By scaling back US commitments and shifting some of the costs of international security onto other states and international institutions, Mr. Obama hopes to be able to invest more resources in the economy, health care, and education – areas crucial to the Democrats’ political fortunes. The change in emphasis is reflected in the White House’s new National Security Strategy. Roughly one-quarter of the 52-page strategy document released in May is devoted to domestic policies and goals such as strengthening the economy and rebuilding the nation’s infrastructure.
Of course, with tens of thousands of US forces in Afghanistan and Iraq, mountainous federal deficits, and Republicans challenging Obama’s every move, there are limits to how far the president can go in actually shifting US priorities. Still, foreign policy experts who view Obama’s foreign policies as little more than ploys to maintain US “hegemony” are misreading the signs. Domestic renewal, not foreign ambition, is now the driving force behind US foreign policy.
China is putting domestic challenges first
Obama is not alone. President Hu is also prioritizing domestic needs, and for some of the same reasons. While China has suffered less severely from the global downturn than the US and many other countries, the economic crisis has heightened President Hu’s worries about the country’s widening income gap, unemployment, intensifying regional disparities, and mounting internal strife.
Responding to the violent ethnic clashes in China’s western Xinjiang autonomous region last year, Hu stressed the urgency of helping those hit hardest by the global downturn. Beijing, he warned, must “tirelessly promote economic and social development,” which is the “root of national prosperity and sustainable stability.” At a time when Beijing is redoubling its commitment to domestic growth and internal stability, US calls for China to shoulder a larger part of the burden of being a “responsible stakeholder” internationally stand little chance of success.
Reasons for reluctance
This reluctance is due not only to the economic tradeoffs entailed in a pursuing a more expensive foreign policy. Beijing’s hesitancy to assume a leadership role in international politics reflects the Chinese political establishment’s views about what is possible politically. Ever since Deng Xiaoping, the architect of China’s dynamic “socialist market economy,” cautioned against assuming the responsibilities (and costs) of international leadership, China’s leaders have found it politically prudent to hue closely to Deng’s preferred path of selective engagement and incremental change. Any Chinese leader who does otherwise is courting political disaster.
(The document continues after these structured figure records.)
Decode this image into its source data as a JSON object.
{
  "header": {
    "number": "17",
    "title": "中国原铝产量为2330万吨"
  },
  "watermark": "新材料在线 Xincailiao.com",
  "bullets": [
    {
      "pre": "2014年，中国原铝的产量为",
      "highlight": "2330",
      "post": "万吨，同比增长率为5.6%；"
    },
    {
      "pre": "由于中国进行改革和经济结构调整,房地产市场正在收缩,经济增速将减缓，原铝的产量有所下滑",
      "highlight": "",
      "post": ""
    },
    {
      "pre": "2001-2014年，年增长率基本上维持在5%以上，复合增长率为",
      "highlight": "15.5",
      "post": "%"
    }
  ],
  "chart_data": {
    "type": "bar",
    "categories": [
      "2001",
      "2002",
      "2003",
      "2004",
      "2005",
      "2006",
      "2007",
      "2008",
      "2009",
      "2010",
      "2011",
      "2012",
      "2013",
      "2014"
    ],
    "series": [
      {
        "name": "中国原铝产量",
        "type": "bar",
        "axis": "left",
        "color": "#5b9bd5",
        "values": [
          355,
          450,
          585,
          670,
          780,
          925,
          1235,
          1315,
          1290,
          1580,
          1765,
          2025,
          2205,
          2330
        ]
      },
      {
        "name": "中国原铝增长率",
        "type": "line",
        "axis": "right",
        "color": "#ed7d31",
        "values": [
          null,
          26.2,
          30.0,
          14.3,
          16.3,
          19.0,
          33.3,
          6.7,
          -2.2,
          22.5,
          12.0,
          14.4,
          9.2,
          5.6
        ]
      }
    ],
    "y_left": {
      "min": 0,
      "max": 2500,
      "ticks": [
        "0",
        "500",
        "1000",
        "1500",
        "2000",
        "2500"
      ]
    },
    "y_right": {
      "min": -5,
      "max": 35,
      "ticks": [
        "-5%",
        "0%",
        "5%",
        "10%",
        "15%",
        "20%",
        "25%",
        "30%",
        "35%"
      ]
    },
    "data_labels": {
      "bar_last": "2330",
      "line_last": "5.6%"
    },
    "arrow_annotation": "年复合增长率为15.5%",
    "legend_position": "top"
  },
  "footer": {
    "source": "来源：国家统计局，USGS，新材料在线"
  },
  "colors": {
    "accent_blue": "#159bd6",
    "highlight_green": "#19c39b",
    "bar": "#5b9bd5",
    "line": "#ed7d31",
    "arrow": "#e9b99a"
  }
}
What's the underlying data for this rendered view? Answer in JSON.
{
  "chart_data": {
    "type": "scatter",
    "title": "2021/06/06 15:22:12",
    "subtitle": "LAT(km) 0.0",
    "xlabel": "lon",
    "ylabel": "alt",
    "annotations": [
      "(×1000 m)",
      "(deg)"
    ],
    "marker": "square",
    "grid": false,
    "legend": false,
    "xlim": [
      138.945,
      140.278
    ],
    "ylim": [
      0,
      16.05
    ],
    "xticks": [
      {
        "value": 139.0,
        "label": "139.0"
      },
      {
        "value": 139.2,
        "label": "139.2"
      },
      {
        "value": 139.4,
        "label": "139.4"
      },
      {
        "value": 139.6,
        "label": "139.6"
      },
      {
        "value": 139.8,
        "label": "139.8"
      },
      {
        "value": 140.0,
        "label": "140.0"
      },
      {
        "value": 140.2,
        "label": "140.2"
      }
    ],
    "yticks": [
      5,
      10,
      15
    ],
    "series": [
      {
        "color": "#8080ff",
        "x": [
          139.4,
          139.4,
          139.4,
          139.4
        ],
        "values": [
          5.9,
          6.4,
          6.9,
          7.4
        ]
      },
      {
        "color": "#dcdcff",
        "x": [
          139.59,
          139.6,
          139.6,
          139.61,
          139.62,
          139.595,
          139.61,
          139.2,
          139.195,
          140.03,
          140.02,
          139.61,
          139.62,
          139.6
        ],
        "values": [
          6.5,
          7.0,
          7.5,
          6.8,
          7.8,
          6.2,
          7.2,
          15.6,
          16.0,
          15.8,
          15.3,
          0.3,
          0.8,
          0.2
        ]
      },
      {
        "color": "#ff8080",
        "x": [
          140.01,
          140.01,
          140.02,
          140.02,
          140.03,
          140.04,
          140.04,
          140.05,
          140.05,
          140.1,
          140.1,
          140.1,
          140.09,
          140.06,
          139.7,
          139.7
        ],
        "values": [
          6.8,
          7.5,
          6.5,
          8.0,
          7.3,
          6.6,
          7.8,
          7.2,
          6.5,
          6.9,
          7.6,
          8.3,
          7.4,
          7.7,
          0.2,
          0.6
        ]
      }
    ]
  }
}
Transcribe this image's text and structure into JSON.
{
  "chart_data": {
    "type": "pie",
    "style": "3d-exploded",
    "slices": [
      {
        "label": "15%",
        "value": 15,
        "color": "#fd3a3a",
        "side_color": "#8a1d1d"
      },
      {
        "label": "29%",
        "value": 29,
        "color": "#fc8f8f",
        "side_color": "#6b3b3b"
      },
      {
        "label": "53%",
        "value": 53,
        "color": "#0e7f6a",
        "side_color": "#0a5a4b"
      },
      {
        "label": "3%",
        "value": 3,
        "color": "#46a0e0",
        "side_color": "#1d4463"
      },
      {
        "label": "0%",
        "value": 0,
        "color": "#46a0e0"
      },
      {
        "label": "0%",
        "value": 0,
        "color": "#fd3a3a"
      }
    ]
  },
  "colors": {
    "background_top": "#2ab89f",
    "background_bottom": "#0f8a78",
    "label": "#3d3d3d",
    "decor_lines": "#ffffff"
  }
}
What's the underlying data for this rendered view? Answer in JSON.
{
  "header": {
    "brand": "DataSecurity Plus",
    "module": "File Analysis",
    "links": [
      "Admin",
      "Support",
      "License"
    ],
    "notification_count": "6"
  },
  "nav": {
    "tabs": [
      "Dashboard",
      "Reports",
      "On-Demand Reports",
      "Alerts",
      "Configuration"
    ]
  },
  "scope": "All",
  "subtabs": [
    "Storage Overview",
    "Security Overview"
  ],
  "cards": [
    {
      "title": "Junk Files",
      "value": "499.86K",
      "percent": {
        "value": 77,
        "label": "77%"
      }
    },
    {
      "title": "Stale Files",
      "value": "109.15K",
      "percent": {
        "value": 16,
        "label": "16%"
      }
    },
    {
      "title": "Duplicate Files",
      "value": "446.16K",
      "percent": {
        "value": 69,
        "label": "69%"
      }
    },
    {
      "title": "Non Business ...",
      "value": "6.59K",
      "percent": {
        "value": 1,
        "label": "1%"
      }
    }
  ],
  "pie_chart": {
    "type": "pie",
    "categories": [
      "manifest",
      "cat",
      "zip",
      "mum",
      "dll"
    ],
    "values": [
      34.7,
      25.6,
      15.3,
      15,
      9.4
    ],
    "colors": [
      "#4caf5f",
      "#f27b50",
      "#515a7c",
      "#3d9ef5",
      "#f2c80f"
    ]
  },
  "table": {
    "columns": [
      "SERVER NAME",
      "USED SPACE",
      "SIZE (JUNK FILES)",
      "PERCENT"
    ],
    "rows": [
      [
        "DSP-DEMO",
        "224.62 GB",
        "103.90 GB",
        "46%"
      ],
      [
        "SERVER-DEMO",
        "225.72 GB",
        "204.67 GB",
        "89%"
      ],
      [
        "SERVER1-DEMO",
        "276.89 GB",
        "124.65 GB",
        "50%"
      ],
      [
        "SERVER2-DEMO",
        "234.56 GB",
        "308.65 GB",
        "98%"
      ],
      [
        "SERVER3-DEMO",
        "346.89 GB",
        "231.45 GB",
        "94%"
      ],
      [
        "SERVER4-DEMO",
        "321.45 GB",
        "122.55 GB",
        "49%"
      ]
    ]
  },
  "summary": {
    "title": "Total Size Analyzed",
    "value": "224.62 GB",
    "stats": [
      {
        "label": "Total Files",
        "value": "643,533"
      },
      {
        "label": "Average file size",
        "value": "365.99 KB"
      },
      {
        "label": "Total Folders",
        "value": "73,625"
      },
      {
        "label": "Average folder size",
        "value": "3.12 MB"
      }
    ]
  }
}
As foreign policy analysts are quick to point out, none of this has prevented China from modernizing its military or claiming Taiwan, Tibet, and most recently, the South China Sea as vital interests. Yet analyses that stop there overlook the fact that much of China’s military apparatus is aimed at securing domestic stability and perimeter defense, and that Beijing prefers diplomacy over coercion to resolve territorial disputes with its neighbors. Under Hu’s leadership, China has defined its interests largely in economic terms.
Today, the real danger is not that the United States and China will come to blows over issues dividing them. The greater threat is that their leaders, preoccupied with domestic matters, will fail to muster the political will needed to find collective solutions to international problems they share in common: rising protectionism, nuclear proliferation, and climate change, among others. Sino-American retrenchment will discourage wider international cooperation and may encourage weaker states to fill the geopolitical void. Future historians may write that our leaders failed not in trying to do too much internationally, but in doing too little.
Peter Trubowitz is a professor of government at the University of Texas at Austin and a senior fellow at the Robert S. Strauss Center for International Security and Law. Yan Xuetong is a professor of international relations at Tsinghua University and director of the Institute of International Studies.